Mr Van Klaveren left the PVV as hatred of immigrants flared up and attacks on mosques became more frequent. After a brief attempt to form his own party, he set out to write a book that would give his anti-Islam views a theoretical base.

"I wanted to prove that [Muslims] ... promote terrorism... but I found that there were no Islamic sources to prove this, only orientalist sources," he said.

He converted to Islam halfway through writing the book, in October 2018.

His former ally, Mr Wilders, compared him to a vegetarian who found a job in a slaughterhouse. Death threats and hateful emails now come from what was once his end of the political spectrum.

Mr Van Klaveren has taken back his statements on Islam, saying his views were "simply wrong". But if Europe wants to rid itself of Islamophobia, he says it must face the "big problem" that is immigration and address people's legitimate concerns.

“Terrorism is a real threat. It is not something that people have invented; it is real. And it is also true that there are ISIS cells among refugees,” he said. “Mainstream parties are afraid to talk about immigration, but they will have to take the topic back because right now the [discourse is controlled] by the populist parties,” he said.

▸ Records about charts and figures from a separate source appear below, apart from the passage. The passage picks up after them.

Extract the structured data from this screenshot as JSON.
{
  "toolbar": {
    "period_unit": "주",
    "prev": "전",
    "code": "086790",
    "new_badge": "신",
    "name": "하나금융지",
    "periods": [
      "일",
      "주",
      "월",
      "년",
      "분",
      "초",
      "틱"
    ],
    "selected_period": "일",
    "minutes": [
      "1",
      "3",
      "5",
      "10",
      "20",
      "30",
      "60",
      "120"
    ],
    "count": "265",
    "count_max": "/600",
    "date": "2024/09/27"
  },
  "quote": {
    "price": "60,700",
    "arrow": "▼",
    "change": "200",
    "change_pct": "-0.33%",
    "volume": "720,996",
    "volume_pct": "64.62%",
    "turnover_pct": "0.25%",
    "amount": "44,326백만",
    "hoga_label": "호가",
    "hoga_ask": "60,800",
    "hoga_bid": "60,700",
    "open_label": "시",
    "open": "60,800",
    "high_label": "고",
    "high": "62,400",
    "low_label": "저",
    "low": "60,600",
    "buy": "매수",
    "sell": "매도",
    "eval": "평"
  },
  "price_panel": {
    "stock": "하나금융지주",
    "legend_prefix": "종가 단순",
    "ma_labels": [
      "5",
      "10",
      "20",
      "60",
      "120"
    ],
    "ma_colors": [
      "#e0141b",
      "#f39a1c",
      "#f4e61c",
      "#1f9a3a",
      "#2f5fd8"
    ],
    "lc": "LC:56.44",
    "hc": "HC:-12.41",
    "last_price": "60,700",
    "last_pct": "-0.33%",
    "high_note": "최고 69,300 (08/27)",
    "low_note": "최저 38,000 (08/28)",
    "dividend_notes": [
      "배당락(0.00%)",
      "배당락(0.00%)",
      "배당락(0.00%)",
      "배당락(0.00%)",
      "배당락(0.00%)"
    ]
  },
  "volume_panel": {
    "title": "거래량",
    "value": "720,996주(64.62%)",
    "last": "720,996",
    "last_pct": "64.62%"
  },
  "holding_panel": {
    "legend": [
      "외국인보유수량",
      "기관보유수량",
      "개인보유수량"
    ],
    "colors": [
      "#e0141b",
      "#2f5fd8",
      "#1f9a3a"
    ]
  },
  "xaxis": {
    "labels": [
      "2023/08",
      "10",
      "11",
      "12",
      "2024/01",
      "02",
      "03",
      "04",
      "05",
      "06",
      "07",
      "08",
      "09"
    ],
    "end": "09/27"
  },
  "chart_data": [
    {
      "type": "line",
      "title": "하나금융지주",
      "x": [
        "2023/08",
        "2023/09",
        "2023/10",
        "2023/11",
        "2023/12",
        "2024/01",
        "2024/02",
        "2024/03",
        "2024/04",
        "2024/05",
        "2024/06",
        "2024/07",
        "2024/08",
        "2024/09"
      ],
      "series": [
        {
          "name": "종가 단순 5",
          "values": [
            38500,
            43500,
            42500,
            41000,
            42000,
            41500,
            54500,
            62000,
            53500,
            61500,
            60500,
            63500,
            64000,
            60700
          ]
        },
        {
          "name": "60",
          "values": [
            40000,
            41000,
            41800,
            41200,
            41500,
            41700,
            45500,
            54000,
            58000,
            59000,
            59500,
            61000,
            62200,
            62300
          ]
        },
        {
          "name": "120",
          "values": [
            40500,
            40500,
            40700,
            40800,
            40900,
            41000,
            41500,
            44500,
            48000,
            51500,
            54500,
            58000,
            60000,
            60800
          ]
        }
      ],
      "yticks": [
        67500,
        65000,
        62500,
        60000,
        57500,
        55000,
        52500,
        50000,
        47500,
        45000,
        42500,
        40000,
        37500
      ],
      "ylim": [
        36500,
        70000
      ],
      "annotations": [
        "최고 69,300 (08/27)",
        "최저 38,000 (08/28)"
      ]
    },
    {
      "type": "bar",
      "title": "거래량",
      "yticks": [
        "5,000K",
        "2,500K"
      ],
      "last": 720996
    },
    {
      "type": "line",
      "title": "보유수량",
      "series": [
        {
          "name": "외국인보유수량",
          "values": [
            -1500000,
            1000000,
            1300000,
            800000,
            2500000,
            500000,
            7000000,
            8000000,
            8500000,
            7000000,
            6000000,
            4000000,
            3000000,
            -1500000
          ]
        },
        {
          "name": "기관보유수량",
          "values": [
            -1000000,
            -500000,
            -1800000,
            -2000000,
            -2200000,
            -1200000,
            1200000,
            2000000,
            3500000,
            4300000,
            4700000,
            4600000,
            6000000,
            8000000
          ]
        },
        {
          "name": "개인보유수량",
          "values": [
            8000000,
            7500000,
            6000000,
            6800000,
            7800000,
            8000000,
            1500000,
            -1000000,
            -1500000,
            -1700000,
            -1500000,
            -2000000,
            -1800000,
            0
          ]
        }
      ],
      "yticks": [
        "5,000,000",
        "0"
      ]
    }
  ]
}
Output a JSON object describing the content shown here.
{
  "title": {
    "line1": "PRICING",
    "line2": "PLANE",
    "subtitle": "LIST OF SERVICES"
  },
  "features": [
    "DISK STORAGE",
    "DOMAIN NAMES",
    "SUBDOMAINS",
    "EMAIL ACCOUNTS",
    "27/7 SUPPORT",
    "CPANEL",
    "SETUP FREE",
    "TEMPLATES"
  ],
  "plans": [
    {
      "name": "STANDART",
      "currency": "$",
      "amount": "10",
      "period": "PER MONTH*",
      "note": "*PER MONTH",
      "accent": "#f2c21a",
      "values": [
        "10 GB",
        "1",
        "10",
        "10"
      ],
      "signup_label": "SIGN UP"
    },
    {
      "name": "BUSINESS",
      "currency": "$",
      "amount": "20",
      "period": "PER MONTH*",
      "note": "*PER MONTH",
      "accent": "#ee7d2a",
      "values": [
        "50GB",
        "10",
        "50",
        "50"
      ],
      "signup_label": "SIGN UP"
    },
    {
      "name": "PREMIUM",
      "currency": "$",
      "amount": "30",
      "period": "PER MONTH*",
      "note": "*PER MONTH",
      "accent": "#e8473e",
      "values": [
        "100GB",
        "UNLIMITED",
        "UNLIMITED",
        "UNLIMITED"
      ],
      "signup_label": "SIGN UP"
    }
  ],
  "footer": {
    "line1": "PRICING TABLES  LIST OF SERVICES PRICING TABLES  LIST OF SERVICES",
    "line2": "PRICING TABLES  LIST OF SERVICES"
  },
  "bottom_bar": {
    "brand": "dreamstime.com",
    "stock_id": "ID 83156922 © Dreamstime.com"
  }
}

Projections show anti-immigration parties winning a third of seats at the European Parliament. Mr Van Klaveren worries the populist ideas he contributed to could "now become policies".

“I think it is very important that we reach a common ground,” he said. The book born out of his initial resentment for Islam calls instead for coexistence and mutual understanding.

In it, Mr Van Klaveren cites a folk tale where a man asks another how to get to the other side of a river. “Why do you ask me, as you are already on the other side,” the other man replied.

For the former far-right politician, the tale is yet another reminder that there are always two sides to every story.